The magnetic field in a region of space is given by B=0.500 T. The velocity vector of an electron moving at 7:49 x 100 m/s makes an angle of 45.0° with this field. What are the magnitudes of the following?

The magnetic force on the electron___________
Your response is within 10% of the correct value. This may be due to roundoff error, or you could have a mistake your calculation. Carry out all intermediate results to at least four-digit accuracy to minimize roundoff error.
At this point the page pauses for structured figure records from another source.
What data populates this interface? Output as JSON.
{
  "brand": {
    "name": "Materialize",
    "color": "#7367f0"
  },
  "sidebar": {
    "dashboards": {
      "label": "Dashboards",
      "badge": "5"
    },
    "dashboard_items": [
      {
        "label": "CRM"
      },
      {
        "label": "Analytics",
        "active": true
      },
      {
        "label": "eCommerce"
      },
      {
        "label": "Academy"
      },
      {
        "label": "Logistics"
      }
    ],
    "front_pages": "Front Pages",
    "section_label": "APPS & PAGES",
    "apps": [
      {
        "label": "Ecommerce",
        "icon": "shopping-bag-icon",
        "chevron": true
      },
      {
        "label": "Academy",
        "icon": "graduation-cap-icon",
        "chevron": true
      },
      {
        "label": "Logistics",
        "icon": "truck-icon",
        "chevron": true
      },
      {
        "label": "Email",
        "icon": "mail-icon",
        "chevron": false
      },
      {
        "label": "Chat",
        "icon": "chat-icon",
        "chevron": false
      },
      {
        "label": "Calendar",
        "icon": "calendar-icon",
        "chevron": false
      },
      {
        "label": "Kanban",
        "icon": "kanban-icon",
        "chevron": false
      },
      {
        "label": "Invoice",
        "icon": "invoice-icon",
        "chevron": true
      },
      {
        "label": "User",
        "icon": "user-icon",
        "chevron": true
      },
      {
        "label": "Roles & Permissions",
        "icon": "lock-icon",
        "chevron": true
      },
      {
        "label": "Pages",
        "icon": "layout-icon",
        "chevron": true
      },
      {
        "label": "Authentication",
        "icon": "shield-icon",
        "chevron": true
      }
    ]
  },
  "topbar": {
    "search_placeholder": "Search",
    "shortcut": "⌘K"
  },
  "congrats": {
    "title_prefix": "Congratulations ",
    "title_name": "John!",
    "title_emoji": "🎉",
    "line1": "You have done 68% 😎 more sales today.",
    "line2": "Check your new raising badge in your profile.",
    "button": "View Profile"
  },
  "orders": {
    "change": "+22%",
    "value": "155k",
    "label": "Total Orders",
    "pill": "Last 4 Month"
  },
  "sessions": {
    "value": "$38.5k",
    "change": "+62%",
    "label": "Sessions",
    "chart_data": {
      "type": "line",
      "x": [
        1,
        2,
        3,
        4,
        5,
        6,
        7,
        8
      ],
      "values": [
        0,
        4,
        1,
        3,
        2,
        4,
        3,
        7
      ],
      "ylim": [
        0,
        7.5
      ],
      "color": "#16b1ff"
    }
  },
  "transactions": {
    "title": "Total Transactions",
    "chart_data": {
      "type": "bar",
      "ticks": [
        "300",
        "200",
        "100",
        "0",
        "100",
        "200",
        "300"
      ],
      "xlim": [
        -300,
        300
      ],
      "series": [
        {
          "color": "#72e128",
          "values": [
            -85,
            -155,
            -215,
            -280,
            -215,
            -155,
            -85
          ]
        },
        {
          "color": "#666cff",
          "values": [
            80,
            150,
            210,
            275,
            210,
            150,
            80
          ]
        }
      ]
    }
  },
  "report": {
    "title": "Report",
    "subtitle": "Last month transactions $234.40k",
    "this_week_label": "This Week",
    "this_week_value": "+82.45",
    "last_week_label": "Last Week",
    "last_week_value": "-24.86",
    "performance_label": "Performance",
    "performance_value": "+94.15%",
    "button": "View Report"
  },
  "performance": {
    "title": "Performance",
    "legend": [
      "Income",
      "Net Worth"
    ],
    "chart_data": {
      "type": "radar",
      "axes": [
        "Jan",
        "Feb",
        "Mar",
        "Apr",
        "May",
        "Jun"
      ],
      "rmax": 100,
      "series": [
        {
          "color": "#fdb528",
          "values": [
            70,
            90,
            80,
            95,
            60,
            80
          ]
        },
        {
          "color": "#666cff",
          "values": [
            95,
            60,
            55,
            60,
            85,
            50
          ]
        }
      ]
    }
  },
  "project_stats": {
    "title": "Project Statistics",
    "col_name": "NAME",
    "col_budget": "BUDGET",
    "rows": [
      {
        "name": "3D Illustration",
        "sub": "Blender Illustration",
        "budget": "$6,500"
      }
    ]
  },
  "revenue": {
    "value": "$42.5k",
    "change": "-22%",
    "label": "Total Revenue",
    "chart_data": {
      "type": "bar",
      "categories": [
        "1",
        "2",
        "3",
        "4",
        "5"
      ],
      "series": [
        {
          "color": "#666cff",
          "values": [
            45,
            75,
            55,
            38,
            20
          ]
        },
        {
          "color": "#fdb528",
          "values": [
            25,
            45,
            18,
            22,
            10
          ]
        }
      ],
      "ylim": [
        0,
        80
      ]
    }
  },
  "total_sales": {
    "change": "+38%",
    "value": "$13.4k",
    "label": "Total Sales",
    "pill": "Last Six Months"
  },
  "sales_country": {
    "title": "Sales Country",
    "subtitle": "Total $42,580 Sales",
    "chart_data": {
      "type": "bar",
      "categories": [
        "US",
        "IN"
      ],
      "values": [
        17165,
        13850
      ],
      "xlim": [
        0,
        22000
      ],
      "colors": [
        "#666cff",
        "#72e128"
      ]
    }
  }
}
N

Answer 1

The magnitude of the magnetic force on an electron moving at 7.49 x 10^6 m/s and making a 45.0° angle with a magnetic field of 0.500 T is approximately 6.38 x 10^-13 N.

Step-by-step explanation:

The magnitude of the magnetic force on an electron can be calculated using the formula: F = qvBsinθ, where q is the charge of the electron, v is the magnitude of its velocity vector, B is the magnitude of the magnetic field, and θ is the angle between the velocity vector and the magnetic field vector.

In this case, the charge of the electron is known to be -1.6 x 10^-19 C, the magnitude of its velocity vector is 7.49 x 10^6 m/s, and the magnetic field is 0.500 T. The angle between the velocity vector and the magnetic field vector is 45.0°.

Plugging in these values into the formula, we get: F = (-1.6 x 10^-19 C)(7.49 x 10^6 m/s)(0.500 T)sin(45°).

Calculating this expression, the resulting magnitude of the magnetic force on the electron is approximately 6.38 x 10^-13 N.